After Embarrassments, Mars Endeavor Resumes
The first of two NASA rovers is safely on its way to Mars, but the riskiest part of its seven-month journey to the Red Planet lies ahead, as some humiliating failures have shown all too well.
“Mars tends to eat spacecraft. It’s a graveyard,” Edward Weiler, NASA associate administrator for space science, said Wednesday.
Embarrassed by the back-to-back losses of two Mars spacecraft in 1999, NASA has added more backup systems to its new rovers, along with more testing and reviews.
“We have done all we can to correct the errors on the two missions that failed,” Weiler said.
NASA launched the robotic explorer Spirit on Tuesday from Cape Canaveral, Fla.
The spacecraft must cross 311 million miles of space and safely land on the planet – an endeavor that ended in failure for six of the nine Mars landing missions mounted by the United States and the Russians during the past three decades.
“It looks perfect, seems to be perfect, appears to be perfect, but you don’t want to get complacent,” said project manager Peter Theisinger of NASA’s Jet Propulsion Laboratory in Pasadena.
A second rover called Opportunity is scheduled for launch from Florida no earlier than June 25.
The cruise to Mars is expected to be relatively straightforward.

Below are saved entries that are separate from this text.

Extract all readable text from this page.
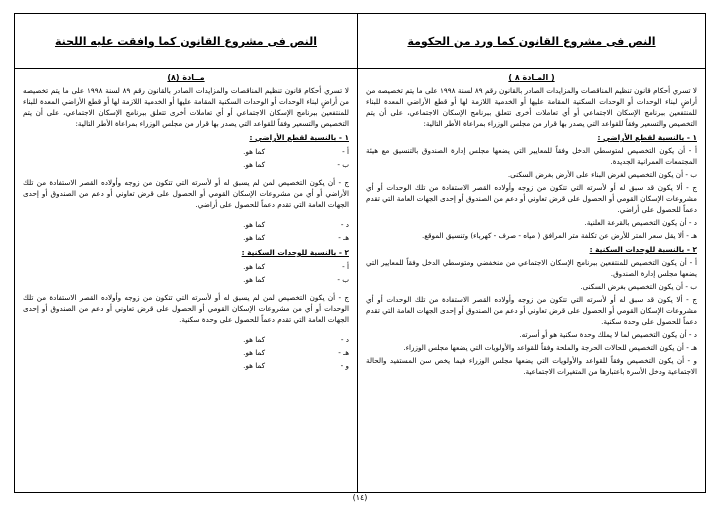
النص فى مشروع القانون كما ورد من الحكومة
النص فى مشروع القانون كما وافقت عليه اللجنة
( المـادة ٨ )

لا تسري أحكام قانون تنظيم المناقصات والمزايدات الصادر بالقانون رقم ٨٩ لسنة ١٩٩٨ على ما يتم تخصيصه من أراضٍ لبناء الوحدات أو الوحدات السكنية المقامة عليها أو الخدمية اللازمة لها أو قطع الأراضي المعدة للبناء للمنتفعين ببرنامج الإسكان الاجتماعي أو أي تعاملات أخرى تتعلق ببرنامج الإسكان الاجتماعي، على أن يتم التخصيص والتسعير وفقاً للقواعد التي يصدر بها قرار من مجلس الوزراء بمراعاة الأطر التالية:

١ - بالنسبة لقطع الأراضي :

أ - أن يكون التخصيص لمتوسطي الدخل وفقاً للمعايير التي يضعها مجلس إدارة الصندوق بالتنسيق مع هيئة المجتمعات العمرانية الجديدة.

ب - أن يكون التخصيص لغرض البناء على الأرض بغرض السكنى.

ج - ألا يكون قد سبق له أو لأسرته التي تتكون من زوجه وأولاده القصر الاستفادة من تلك الوحدات أو أي مشروعات الإسكان القومي أو الحصول على قرض تعاوني أو دعم من الصندوق أو إحدى الجهات العامة التي تقدم دعماً للحصول على أراضي.

د - أن يكون التخصيص بالقرعة العلنية.

هـ - ألا يقل سعر المتر للأرض عن تكلفة متر المرافق ( مياه - صرف - كهرباء) وتنسيق الموقع.

٢ - بالنسبة للوحدات السكنية :

أ - أن يكون التخصيص للمنتفعين ببرنامج الإسكان الاجتماعي من منخفضي ومتوسطي الدخل وفقاً للمعايير التي يضعها مجلس إدارة الصندوق.

ب - أن يكون التخصيص بغرض السكنى.

ج - ألا يكون قد سبق له أو لأسرته التي تتكون من زوجه وأولاده القصر الاستفادة من تلك الوحدات أو أي مشروعات الإسكان القومي أو الحصول على قرض تعاوني أو دعم من الصندوق أو إحدى الجهات العامة التي تقدم دعماً للحصول على وحدة سكنية.

د - أن يكون التخصيص لما لا يملك وحدة سكنية هو أو أسرته.

هـ - أن يكون التخصيص للحالات الحرجة والملحة وفقاً للقواعد والأولويات التي يضعها مجلس الوزراء.

و - أن يكون التخصيص وفقاً للقواعد والأولويات التي يضعها مجلس الوزراء فيما يخص سن المستفيد والحالة الاجتماعية ودخل الأسرة باعتبارها من المتغيرات الاجتماعية.

مــادة (٨)

لا تسري أحكام قانون تنظيم المناقصات والمزايدات الصادر بالقانون رقم ٨٩ لسنة ١٩٩٨ على ما يتم تخصيصه من أراضٍ لبناء الوحدات أو الوحدات السكنية المقامة عليها أو الخدمية اللازمة لها أو قطع الأراضي المعدة للبناء للمنتفعين ببرنامج الإسكان الاجتماعي أو أي تعاملات أخرى تتعلق ببرنامج الإسكان الاجتماعي، على أن يتم التخصيص والتسعير وفقاً للقواعد التي يصدر بها قرار من مجلس الوزراء بمراعاة الأطر التالية:

١ - بالنسبة لقطع الأراضي :
أ -
كما هو.
ب -
كما هو.

ج - أن يكون التخصيص لمن لم يسبق له أو لأسرته التي تتكون من زوجه وأولاده القصر الاستفادة من تلك الأراضي أو أي من مشروعات الإسكان القومي أو الحصول على قرض تعاوني أو دعم من الصندوق أو إحدى الجهات العامة التي تقدم دعماً للحصول على أراضي.

د -
كما هو.
هـ -
كما هو.
٢ - بالنسبة للوحدات السكنية :
أ -
كما هو.
ب -
كما هو.

ج - أن يكون التخصيص لمن لم يسبق له أو لأسرته التي تتكون من زوجه وأولاده القصر الاستفادة من تلك الوحدات أو أي من مشروعات الإسكان القومي أو الحصول على قرض تعاوني أو دعم من الصندوق أو إحدى الجهات العامة التي تقدم دعماً للحصول على وحدة سكنية.

د -
كما هو.
هـ -
كما هو.
و -
كما هو.
(١٤)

The real risks come upon arrival at Mars.
The spacecraft carrying the first new rover is expected to enter the Martian atmosphere Jan. 4 at 12,000 mph, using atmospheric friction, a parachute, rockets and an airbag to slow down and cushion its landing.
“This is among the most unforgiving endeavors you can take up because you can do 10,000 things right and just one wrong, and that’s enough. So I’m never going to say there’s no risk,” rover flight systems manager Richard Cook said recently.
Software errors doomed the last lander NASA sent to Mars, 1999′s Polar Lander; it smashed into the planet. And a mix-up between English and metric units caused the destruction in 1999 of another Mars spacecraft, the Climate Orbiter. It burned up in the Martian atmosphere.
The two rovers, worth a combined $800 million, will drill into the Martian rocks and soil for indirect evidence that the planet was once hospitable to life. Each rover is targeted to land on opposite sides of the planet, in locations that may once have been rich in water.